If you buy a game for your PC or gaming console, it has a rating from the OFLC. Well, unless it's been refused classification because of our country's primitive classifications system, that is. But if you buy a game for your iPhone from the App Store, there's no such classification. Yet. Michael Bodey over at The Australian has discovered that the government is aware of this loophole and is planning on closing it very soon.
So why is it that the government has decided to apply the classification laws to smartphone games? Money.
Apparently it costs developers between $470 and $2040 for their games to be classified by the OFLC. Given that of the 220,000 odd apps in iTunes, it's estimated that about one-third of them are games. That means the government is missing out on somewhere between $34 million and $149 million in classification revenue.

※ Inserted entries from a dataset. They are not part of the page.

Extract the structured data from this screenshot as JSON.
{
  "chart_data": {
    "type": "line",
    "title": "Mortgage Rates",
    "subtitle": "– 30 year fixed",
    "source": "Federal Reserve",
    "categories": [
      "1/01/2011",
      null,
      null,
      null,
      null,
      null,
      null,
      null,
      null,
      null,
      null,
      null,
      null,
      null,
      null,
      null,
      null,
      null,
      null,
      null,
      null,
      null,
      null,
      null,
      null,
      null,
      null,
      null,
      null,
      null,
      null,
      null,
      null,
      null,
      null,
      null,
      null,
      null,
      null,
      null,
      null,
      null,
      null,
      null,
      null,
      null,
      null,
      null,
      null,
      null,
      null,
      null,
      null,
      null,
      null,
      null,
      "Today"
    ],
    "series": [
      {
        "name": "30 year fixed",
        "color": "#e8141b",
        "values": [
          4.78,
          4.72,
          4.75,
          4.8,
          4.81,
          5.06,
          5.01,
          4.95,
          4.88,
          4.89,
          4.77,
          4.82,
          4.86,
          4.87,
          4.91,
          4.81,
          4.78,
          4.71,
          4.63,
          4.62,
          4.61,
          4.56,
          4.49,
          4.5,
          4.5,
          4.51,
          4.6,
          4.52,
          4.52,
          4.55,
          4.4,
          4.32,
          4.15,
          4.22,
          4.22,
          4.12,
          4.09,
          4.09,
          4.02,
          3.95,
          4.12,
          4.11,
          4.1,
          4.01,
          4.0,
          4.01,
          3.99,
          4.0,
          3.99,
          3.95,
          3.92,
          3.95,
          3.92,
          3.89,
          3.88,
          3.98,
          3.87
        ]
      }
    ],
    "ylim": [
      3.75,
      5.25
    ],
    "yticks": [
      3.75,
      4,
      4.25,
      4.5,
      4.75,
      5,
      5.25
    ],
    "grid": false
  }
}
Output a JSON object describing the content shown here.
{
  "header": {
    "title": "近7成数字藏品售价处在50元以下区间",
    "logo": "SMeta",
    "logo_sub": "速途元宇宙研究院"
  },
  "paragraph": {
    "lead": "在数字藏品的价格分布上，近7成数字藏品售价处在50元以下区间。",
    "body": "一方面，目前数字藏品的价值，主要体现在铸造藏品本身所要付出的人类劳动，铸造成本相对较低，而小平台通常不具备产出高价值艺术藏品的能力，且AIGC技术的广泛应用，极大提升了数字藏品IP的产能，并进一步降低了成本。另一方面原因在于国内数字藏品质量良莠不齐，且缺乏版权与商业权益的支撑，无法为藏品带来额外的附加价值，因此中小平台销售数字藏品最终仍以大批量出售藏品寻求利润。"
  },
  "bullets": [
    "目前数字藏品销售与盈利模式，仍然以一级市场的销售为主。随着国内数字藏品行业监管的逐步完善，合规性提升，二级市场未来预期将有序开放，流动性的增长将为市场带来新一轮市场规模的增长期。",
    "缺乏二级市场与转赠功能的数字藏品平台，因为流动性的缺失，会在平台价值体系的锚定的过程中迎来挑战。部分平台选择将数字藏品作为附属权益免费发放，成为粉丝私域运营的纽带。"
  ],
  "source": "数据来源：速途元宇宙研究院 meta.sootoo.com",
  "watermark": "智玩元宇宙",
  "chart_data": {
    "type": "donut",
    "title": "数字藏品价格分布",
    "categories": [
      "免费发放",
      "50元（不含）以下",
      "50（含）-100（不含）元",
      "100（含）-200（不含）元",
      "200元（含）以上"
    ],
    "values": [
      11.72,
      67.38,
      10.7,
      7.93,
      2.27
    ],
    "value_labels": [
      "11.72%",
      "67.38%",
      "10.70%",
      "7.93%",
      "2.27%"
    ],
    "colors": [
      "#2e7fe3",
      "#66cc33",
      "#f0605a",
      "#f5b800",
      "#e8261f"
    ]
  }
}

The issue is expected to be addressed at the next SCAG meeting in November and will almost definitely end up in a major shakeup of the way games are distributed for smartphones. But the end result will ultimately be bad for the Australian consumer - developers are unlikely to want to shoulder that rating price-tag themselves, so the days of games being between that magical free to $2 price range are almost definitely gone. Not to mention overseas developers making the decision to skip the Aussie market to avoid paying the classification cost...
Then there's the issue of Apple's own censorship regime and how it will work with the OFLC.
No matter what happens, this is going to be an ugly situation that we haven't heard the last of.